Au fléau des déchets venus d’occident, s’ajoute le fait que l’Asie elle-même consomme énormément de plastique. Dix pays membres de l’Asean, (Association Nations Asie du Sud-Est) consommaient en 2017 à eux seuls 25 millions de tonnes de plastique. La Thaïlande est une des nations qui consomment le plus de sachets plastiques au monde. Cinq pays asiatiques (Chine, Indonésie, Philippines, Vietnam et Thaïlande) sont responsables de 60% des déchets plastiques dans les océans selon l’ONG américaine Ocean Conservancy.
La Chine reste quant à elle championne d’un triste record : 8,2 millions de tonnes de déchets plastiques jetés à la mer chaque année.
Dans le monde, selon un récent rapport de WWF, 396 millions de tonnes de plastiques sont produits et cent millions rejetés dans la nature. Le volume du plastique dans la mer pourrait être ainsi supérieur à celui des poissons à partir de 2050.
Des chiffres qui donnent le tournis…
Pourtant des solutions existent.
Dans son article «Enfant du plastique, j’ai décidé de me sevrer», paru sur le site Reporterre, le journaliste Alexandre Reza Kokabi affiche une liste de magasin Zéro Déchets où s’approvisionner en produits sans emballage plastique, à Paris et dans les autres villes françaises.
Si les lobbys industriels ont transformé la planète en un immense marché, la seule résistance possible est celle de jouer de façon responsable notre rôle de consommateurs. Faire les courses c’est certainement moins glamour que défiler en manifestation par milliers, mais c’est bien là le nerf de la guerre.
La ville de Bundanoon en Australie a réussi son pari en se libérant définitivement des bouteilles d’eau en plastique. Une victoire et un exemple à suivre si on considère qu’on vend un million de bouteilles en plastique dans le monde chaque minute !

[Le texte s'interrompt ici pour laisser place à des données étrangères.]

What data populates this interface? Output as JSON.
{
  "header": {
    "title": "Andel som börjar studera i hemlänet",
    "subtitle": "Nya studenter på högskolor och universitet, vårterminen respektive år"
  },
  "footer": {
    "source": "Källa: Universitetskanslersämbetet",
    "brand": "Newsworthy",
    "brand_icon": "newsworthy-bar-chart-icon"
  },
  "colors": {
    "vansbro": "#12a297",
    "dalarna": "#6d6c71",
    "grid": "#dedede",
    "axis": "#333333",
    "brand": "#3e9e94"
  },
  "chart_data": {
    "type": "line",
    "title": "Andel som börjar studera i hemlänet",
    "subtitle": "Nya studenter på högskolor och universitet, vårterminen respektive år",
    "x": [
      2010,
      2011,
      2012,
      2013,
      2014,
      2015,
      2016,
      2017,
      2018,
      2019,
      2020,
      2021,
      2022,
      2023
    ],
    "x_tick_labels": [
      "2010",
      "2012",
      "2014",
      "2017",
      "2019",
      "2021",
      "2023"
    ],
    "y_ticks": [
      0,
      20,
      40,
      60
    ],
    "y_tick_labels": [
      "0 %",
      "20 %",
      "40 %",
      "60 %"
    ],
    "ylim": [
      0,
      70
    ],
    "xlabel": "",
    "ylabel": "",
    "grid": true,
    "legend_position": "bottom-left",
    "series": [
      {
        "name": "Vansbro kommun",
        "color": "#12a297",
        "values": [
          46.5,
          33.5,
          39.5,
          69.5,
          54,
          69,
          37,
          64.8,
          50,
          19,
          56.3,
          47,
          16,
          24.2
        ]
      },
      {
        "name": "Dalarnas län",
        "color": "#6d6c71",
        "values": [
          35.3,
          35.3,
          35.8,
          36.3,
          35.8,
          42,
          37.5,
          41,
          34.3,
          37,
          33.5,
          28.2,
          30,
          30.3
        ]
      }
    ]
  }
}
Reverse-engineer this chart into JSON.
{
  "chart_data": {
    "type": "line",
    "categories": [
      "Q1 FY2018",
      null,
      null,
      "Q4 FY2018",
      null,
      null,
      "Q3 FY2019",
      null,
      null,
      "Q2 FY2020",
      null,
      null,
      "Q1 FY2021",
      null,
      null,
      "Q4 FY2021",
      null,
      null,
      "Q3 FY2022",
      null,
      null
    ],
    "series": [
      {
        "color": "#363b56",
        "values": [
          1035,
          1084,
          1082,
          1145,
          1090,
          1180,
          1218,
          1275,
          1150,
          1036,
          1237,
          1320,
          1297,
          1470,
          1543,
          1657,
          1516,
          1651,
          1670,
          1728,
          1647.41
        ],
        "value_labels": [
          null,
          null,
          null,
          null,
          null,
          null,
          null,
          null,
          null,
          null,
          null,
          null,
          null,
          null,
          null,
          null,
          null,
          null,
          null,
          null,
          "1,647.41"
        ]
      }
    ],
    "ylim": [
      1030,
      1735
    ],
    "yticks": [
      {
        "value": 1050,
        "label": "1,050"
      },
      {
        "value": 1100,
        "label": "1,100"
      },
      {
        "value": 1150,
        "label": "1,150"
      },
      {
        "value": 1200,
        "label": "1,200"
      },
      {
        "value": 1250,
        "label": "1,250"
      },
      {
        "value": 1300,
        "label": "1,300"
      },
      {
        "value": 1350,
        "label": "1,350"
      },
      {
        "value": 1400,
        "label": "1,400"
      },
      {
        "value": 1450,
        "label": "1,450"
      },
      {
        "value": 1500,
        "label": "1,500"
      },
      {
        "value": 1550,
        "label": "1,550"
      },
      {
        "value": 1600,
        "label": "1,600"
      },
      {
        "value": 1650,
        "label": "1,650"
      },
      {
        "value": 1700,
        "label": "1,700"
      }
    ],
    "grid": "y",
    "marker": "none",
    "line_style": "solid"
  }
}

Cette petite ville à une centaine de kilomètres de Sidney a vu sa source d’eau douce convoitée par une importante société productrice de sodas.
L’idée était celle de privatiser la source, d’embouteiller l’eau à Sidney et… de la revendre en bouteille aux habitants de Bundanoon ! Ce procédé (privatiser les sources, mettre l’eau en bouteille ailleurs et finalement revendre la même eau à prix d’or aux locaux) caractérise la démarche de la plupart de multinationales de boissons, telles que Nestlé ou Coca-Cola.
Les citoyens se sont donc réunis pour dire non et ont poussé l’initiative plus loin en interdisant complètement les bouteilles plastiques de leur ville, qui est devenue ainsi la première ville «plastic bottles free» au monde.
Au final, ce n’était pas si difficile que ça : la mairie a installé plusieurs fontaines d’eau de source filtrée dans le centre-ville et des magasins ont permis à leurs clients de profiter de distributeurs d’eau gratuite. Chacun a acheté sa gourde et la mairie s’est chargée de distribuer des petites bouteilles en métal gratuites aux enfants de l’école primaire, de façon à les éduquer à consommer responsable. Le tour était joué.
Plusieurs autres villes d’Australie essaient de suivre le même chemin.
C’est bien différent du sort que doivent subir, à titre d’exemple mais on pourrait en citer des milliers, les habitants du Chiapas au Mexique, privés de leurs accès aux sources d’eau douce par le géant Coca-Cola à cause de ses besoins faramineux en eau (Coca-Cola utilise 75 milliards d’eau par jour pour la production du célèbre soda). Ici, l’eau est plus chère que le Coca, ce qui explique aussi le taux d’obésité élevé constaté dans cette région du Mexique et, bien évidemment, les tonnes de bouteilles en plastique abandonnées dans l’environnement.
La même situation se vit aux îles Fidji : dans ce paradis tropical, le taux d’obésité est en constante augmentation et une multinationale d’eau en bouteille, Fiji Waters, devenue plus puissante que l’État lui-même, privatise les sources d’eau douce de manière à ce que les habitants se tournent vers les sodas moins chers…
Éliminer les bouteilles en plastique (et les déchets plastiques en général) devient ainsi une lutte non seulement pour l’environnement, mais aussi pour une meilleure justice sociale et une meilleure santé.